Just when you may have felt that there could be nothing more new to say about the Holocaust comes one the most powerfully disturbing movies ever that plunge you into the abysses of hell from the very first scene. This brilliant new movie is the debut feature written and directed by Hungarian filmmaker László Nemes that shows the full horror of the Auschwitz in 1944 when the Nazis had stepped up the genocide of the Jewish population.
His story centers on a fictional member of the Sonderkommandos a select group of Jewish prisoners who were forced to assist in the mass murders of their comrades and then be responsible for disposing of their piles of their bodies. They knew that this work only delayed their own executions for a few months, but they all lived in hoped that this may just be enough time to find a way out of this hell.
Nemes focuses on just one individual Saul Alexander a Hungarian Jew who is assigned to be part of Sonderkommando gang in Birkenau, one of the sub-camps at Auschwitz which was the largest killing centre in the Nazi’s network . By placing the camera firmly on Saul’s face at all time he ensures that all the carnage and the stacks and stacks of dead bodies are shown in the background slightly out of focus. These long single shots from a handheld camera tracking Saul as he tries to disguise his distain for his small part in what became known as The Final Solution stuns one into a rigid numbness which never quite leaves you even when the movie ends.

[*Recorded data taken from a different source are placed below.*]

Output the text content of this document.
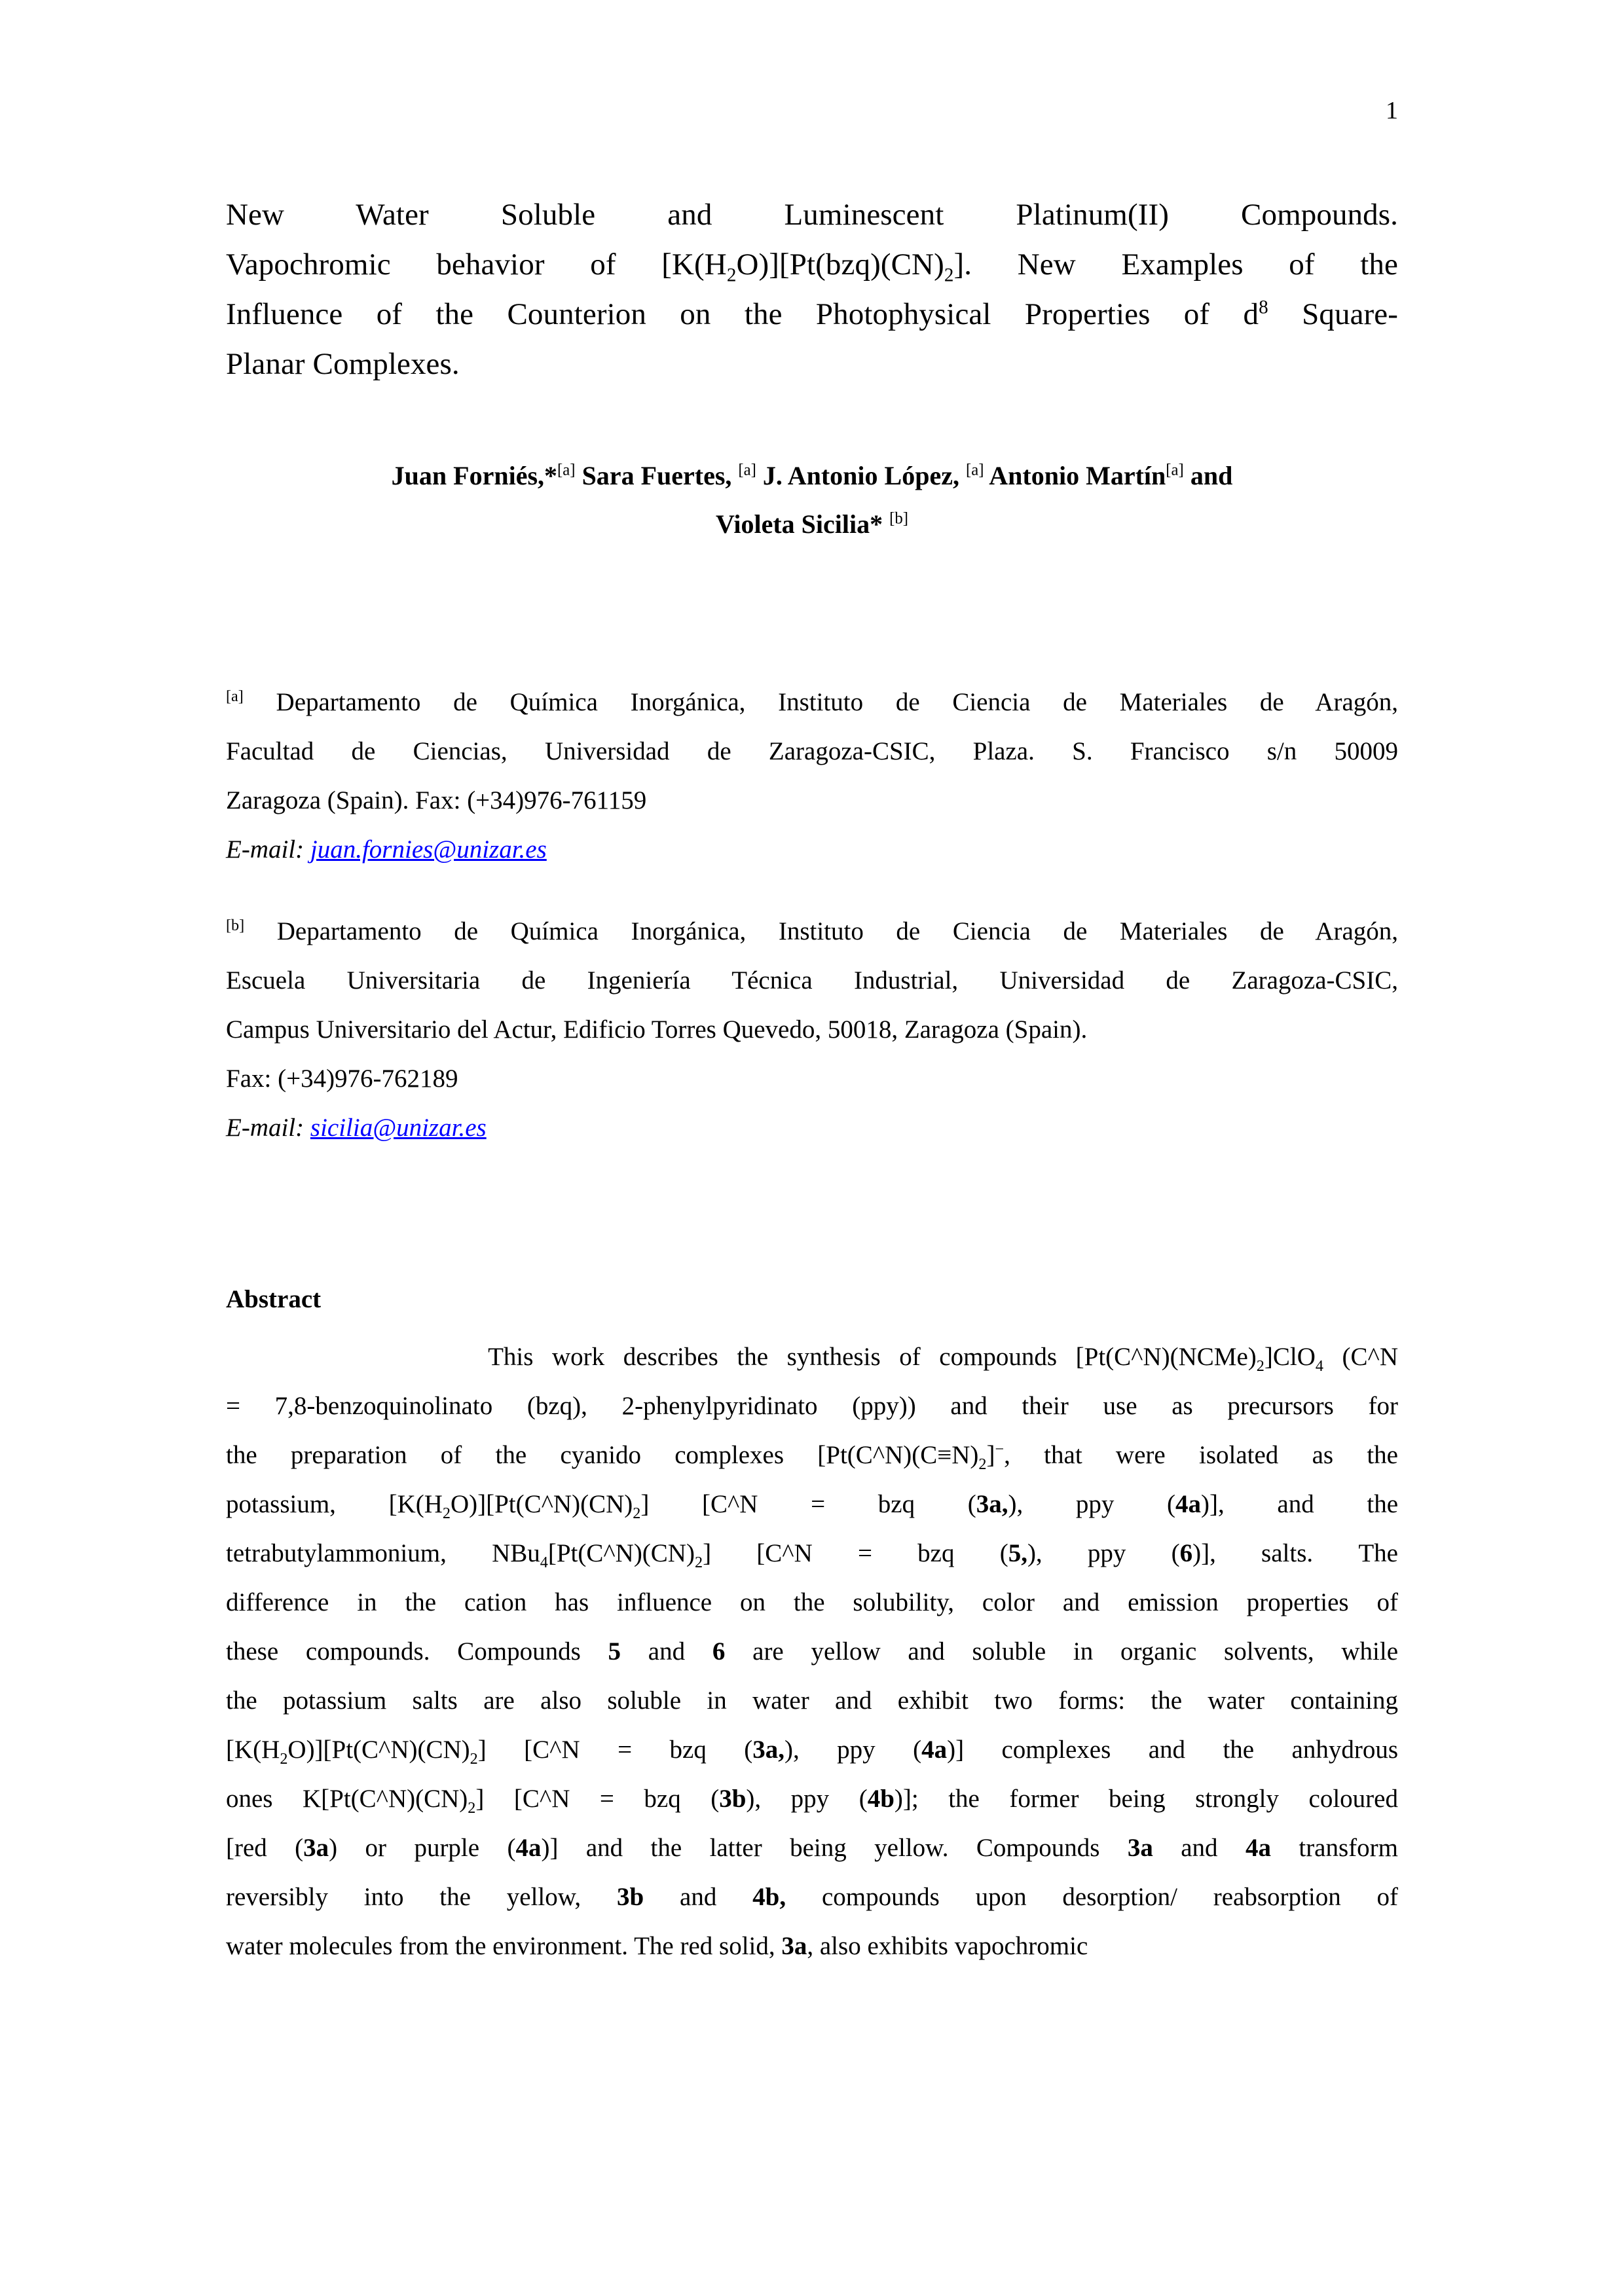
1
New Water Soluble and Luminescent Platinum(II) Compounds.
Vapochromic behavior of $[K(H_2O)][Pt(bzq)(CN)_2]$. New Examples of the
Influence of the Counterion on the Photophysical Properties of $d^8$ Square-
Planar Complexes.
Juan Forniés,*[a] Sara Fuertes, [a] J. Antonio López, [a] Antonio Martín[a] and
Violeta Sicilia* [b]
[a] Departamento de Química Inorgánica, Instituto de Ciencia de Materiales de Aragón,
Facultad de Ciencias, Universidad de Zaragoza-CSIC, Plaza. S. Francisco s/n 50009
Zaragoza (Spain). Fax: (+34)976-761159
E-mail: juan.fornies@unizar.es
[b] Departamento de Química Inorgánica, Instituto de Ciencia de Materiales de Aragón,
Escuela Universitaria de Ingeniería Técnica Industrial, Universidad de Zaragoza-CSIC,
Campus Universitario del Actur, Edificio Torres Quevedo, 50018, Zaragoza (Spain).
Fax: (+34)976-762189
E-mail: sicilia@unizar.es
Abstract
This work describes the synthesis of compounds $[Pt(C\^{}N)(NCMe)_2]ClO_4$ (C^N
= 7,8-benzoquinolinato (bzq), 2-phenylpyridinato (ppy)) and their use as precursors for
the preparation of the cyanido complexes $[Pt(C\^{}N)(C\equiv N)_2]^-$, that were isolated as the
potassium,  $[K(H_2O)][Pt(C\^{}N)(CN)_2]$  [C^N  =  bzq  (3a,),  ppy  (4a)],  and  the
tetrabutylammonium,  $NBu_4[Pt(C\^{}N)(CN)_2]$  [C^N  =  bzq  (5,),  ppy  (6)],  salts.  The
difference in the cation has influence on the solubility, color and emission properties of
these compounds. Compounds 5 and 6 are yellow and soluble in organic solvents, while
the potassium salts are also soluble in water and exhibit two forms: the water containing
$[K(H_2O)][Pt(C\^{}N)(CN)_2]$ [C^N = bzq (3a,), ppy (4a)] complexes and the anhydrous
ones $K[Pt(C\^{}N)(CN)_2]$ [C^N = bzq (3b), ppy (4b)]; the former being strongly coloured
[red (3a) or purple (4a)] and the latter being yellow. Compounds 3a and 4a transform
reversibly into the yellow, 3b and 4b, compounds upon desorption/ reabsorption of
water molecules from the environment. The red solid, 3a, also exhibits vapochromic
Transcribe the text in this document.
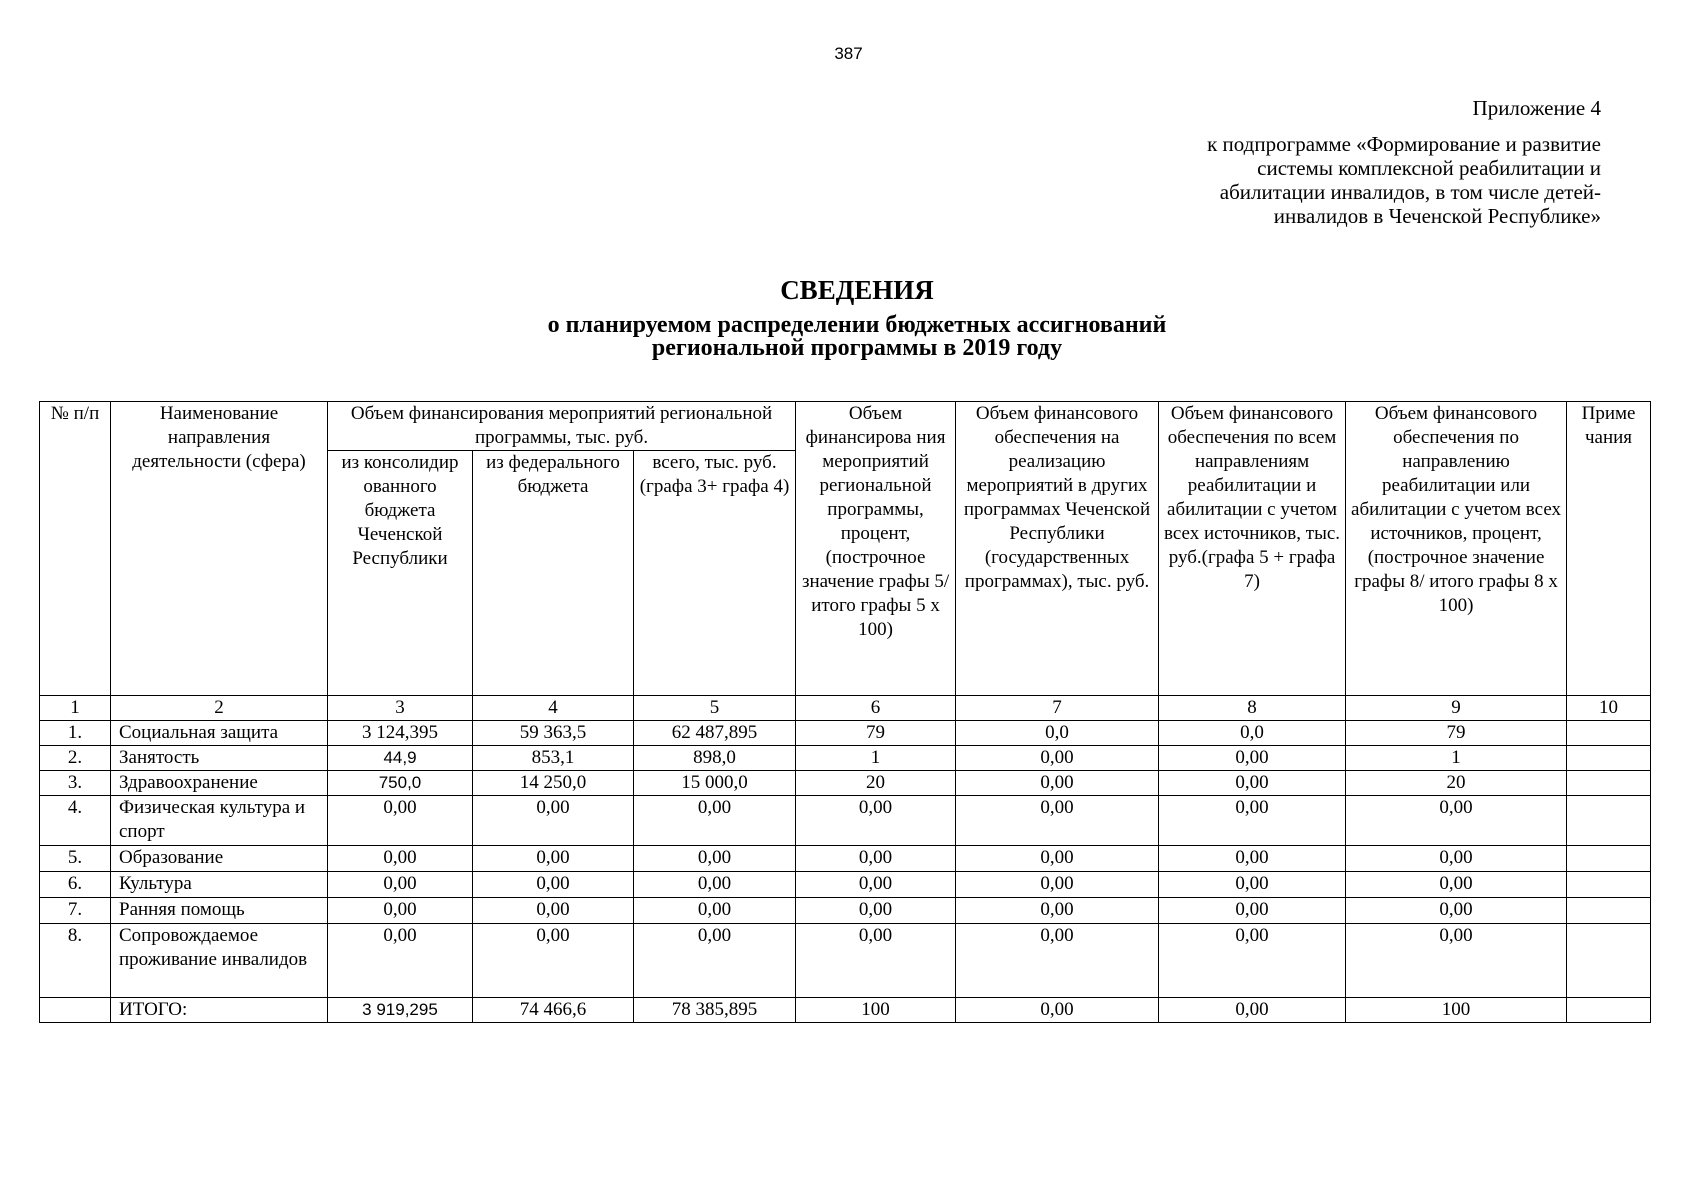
387
Приложение 4
к подпрограмме «Формирование и развитие системы комплексной реабилитации и абилитации инвалидов, в том числе детей-инвалидов в Чеченской Республике»
СВЕДЕНИЯ
о планируемом распределении бюджетных ассигнований
региональной программы в 2019 году
№ п/п	Наименование направления деятельности (сфера)	Объем финансирования мероприятий региональной программы, тыс. руб.			Объем финансирова ния мероприятий региональной программы, процент, (построчное значение графы 5/ итого графы 5 х 100)	Объем финансового обеспечения на реализацию мероприятий в других программах Чеченской Республики (государственных программах), тыс. руб.	Объем финансового обеспечения по всем направлениям реабилитации и абилитации с учетом всех источников, тыс. руб.(графа 5 + графа 7)	Объем финансового обеспечения по направлению реабилитации или абилитации с учетом всех источников, процент, (построчное значение графы 8/ итого графы 8 х 100)	Приме чания
		из консолидир ованного бюджета Чеченской Республики	из федерального бюджета	всего, тыс. руб. (графа 3+ графа 4)					
1	2	3	4	5	6	7	8	9	10
1.	Социальная защита	3 124,395	59 363,5	62 487,895	79	0,0	0,0	79	
2.	Занятость	44,9	853,1	898,0	1	0,00	0,00	1	
3.	Здравоохранение	750,0	14 250,0	15 000,0	20	0,00	0,00	20	
4.	Физическая культура и спорт	0,00	0,00	0,00	0,00	0,00	0,00	0,00	
5.	Образование	0,00	0,00	0,00	0,00	0,00	0,00	0,00	
6.	Культура	0,00	0,00	0,00	0,00	0,00	0,00	0,00	
7.	Ранняя помощь	0,00	0,00	0,00	0,00	0,00	0,00	0,00	
8.	Сопровождаемое проживание инвалидов	0,00	0,00	0,00	0,00	0,00	0,00	0,00	
	ИТОГО:	3 919,295	74 466,6	78 385,895	100	0,00	0,00	100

One day Saul comes across a small boy who has somehow survived the gas and whom the Doctor quickly puts to death. Saul however decides that his one goal left in life is to ensure that the boy with not get incinerated with all the others and given a proper Jewish burial. It’s a foolhardy and dangerous decision that could end up hastening his own death, but Saul becomes totally obsessed with following through with it no matter what obstacles he has to overcome. It’s an act of unselfish humanity in a world that has been stripped of every single strand of it.
There is a plan by a few key Sommerkomandos to escape and although that gets a tad confusing to follow at times, we are so finely-tuned to every nuance by then, so we know that there is not a slither of a chance of a happy ending.
It’s the overwhelming sight of seeing these thousands of Jews, including young children, being herded from the trains into the dressing rooms to strip off and then immediately shuffled into the gas chambers in droves. The nightmarish screams that are heard as the gas is turned on are painfully unforgettable, and it is nigh on impossible to grasp that this is one of the worst true stories in the history of mankind.
Credit to actor Geaz Rohrig for his magnificently potent performance as Saul, but more so to Nemes for finding the perfect balance for not shirking from portraying the sheer horror of events but never either exploiting the carnage or trying to imbue it with even a hint of emotion or sentimentality.
Son of Saul won the Grand Prix at Cannes Film Festival and also a Golden Globe and numerous other Awards and deservedly the the Academy Award for Best Foreign Picture too.